Il contatto iniziale, pur non svolgendosi cordialmente, andò abbastanza bene; la donna era competente, aveva già svolto in passato lo stesso tipo di indagini, e si era preparata per questo lavoro. Sapeva cosa chiedere e come ascoltare.

— Questo paziente, George Orr — disse lei, — non è un intossicato, vero? La diagnosi, dopo tre settimane di terapia, è che sia psicotico oppure che sia soltanto disturbato?

— Disturbato, secondo la definizione dell’Ufficio Sanitario. Profondamente disturbato, e con orientamento verso una realtà artificiale; ma sta migliorando, grazie alla terapia attualmente seguita.

La donna aveva un registratore tascabile, e stava mettendo tutto su nastro; ogni cinque secondi, come prescritto dalla legge, l’apparecchio faceva tip.

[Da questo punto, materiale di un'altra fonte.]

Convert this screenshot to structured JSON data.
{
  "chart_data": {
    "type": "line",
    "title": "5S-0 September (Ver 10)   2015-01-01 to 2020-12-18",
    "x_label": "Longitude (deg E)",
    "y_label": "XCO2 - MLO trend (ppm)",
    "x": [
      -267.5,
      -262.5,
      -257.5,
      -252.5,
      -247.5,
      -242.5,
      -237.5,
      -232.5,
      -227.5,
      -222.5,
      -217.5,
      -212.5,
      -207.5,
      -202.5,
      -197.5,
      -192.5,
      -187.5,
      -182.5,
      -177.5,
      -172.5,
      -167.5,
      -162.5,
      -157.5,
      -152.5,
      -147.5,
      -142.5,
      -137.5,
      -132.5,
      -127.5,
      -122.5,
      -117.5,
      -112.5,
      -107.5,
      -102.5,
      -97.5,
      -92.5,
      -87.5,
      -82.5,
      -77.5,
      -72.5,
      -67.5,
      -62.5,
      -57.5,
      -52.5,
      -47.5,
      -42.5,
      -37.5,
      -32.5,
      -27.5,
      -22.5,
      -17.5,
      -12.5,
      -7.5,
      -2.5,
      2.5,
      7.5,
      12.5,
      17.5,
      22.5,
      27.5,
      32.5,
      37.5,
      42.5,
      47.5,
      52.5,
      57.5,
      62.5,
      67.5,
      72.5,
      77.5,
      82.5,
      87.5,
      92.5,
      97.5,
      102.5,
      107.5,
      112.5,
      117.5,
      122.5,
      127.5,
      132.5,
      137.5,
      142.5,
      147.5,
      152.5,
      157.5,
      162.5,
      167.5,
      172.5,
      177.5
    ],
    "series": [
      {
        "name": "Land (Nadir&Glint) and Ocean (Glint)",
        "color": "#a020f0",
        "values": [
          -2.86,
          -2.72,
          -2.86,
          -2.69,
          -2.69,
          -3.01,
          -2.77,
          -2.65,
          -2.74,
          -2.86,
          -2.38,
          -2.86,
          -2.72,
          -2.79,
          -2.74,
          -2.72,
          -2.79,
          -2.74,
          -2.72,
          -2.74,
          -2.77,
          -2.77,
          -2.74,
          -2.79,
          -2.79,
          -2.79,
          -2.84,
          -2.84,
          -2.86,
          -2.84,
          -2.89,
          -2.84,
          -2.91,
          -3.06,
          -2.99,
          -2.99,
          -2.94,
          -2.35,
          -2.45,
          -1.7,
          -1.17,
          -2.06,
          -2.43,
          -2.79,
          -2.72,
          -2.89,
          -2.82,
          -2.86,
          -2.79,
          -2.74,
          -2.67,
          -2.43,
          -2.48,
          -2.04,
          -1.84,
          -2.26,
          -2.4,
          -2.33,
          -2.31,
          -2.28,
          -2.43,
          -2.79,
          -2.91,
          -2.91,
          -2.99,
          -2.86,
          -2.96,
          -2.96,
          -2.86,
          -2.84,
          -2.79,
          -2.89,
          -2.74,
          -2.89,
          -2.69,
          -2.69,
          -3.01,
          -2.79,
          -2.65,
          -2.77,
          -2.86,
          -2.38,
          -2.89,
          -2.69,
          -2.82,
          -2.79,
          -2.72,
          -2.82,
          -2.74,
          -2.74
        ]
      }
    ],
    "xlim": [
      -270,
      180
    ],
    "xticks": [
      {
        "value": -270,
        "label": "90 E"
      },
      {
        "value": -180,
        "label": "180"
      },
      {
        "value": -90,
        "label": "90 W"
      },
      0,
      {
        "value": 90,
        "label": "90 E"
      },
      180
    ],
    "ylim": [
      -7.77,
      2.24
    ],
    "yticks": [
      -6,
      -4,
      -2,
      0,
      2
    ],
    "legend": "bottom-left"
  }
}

— Potrebbe descrivere la terapia da lei impiegata, tip, e spiegare l’importanza del suo nuovo strumento? Non stia a spiegarmi come tip funziona, perché la cosa compare già nel rapporto; mi dica soltanto cosa fa. Tip per esempio, in che modo il suo uso è diverso da quello dell’Elektroson o della cuffia?

— Be’, questi strumenti, come lei sa, generano vari tipi di impulsi a bassa frequenza che stimolano cellule nervose della corteccia cerebrale. Questi segnali hanno la caratteristica di essere, come diciamo noi, generalizzati: ottengono il loro effetto sul cervello in un modo fondamentalmente simile a quello di una luce stroboscopica di una data frequenza, o di uno stimolo uditivo, come un suono ritmico di tamburo. L’Aumentore, invece, trasmette un segnale specifico, che può essere raccolto da un’area specifica. Ad esempio, come lei sa, si può addestrare un soggetto a produrre a volontà ritmi alfa; ma l’Aumentore può indurli senza addestramento, anche quando il paziente è in una condizione che non contribuirebbe normalmente a fargli produrre ritmi alfa. L’Aumentore, per mezzo di elettrodi opportunamente sistemati, trasmette un ritmo alfa a nove cicli, ed entro pochi secondi il cervello accoglierà quel ritmo e comincerà a produrre onde alfa con la regolarità di un buddista Zen in trance. In modo simile, e molto più utile, si può indurre nel paziente ogni altro stadio del sonno, con i suoi cicli tipici e le sue attività locali.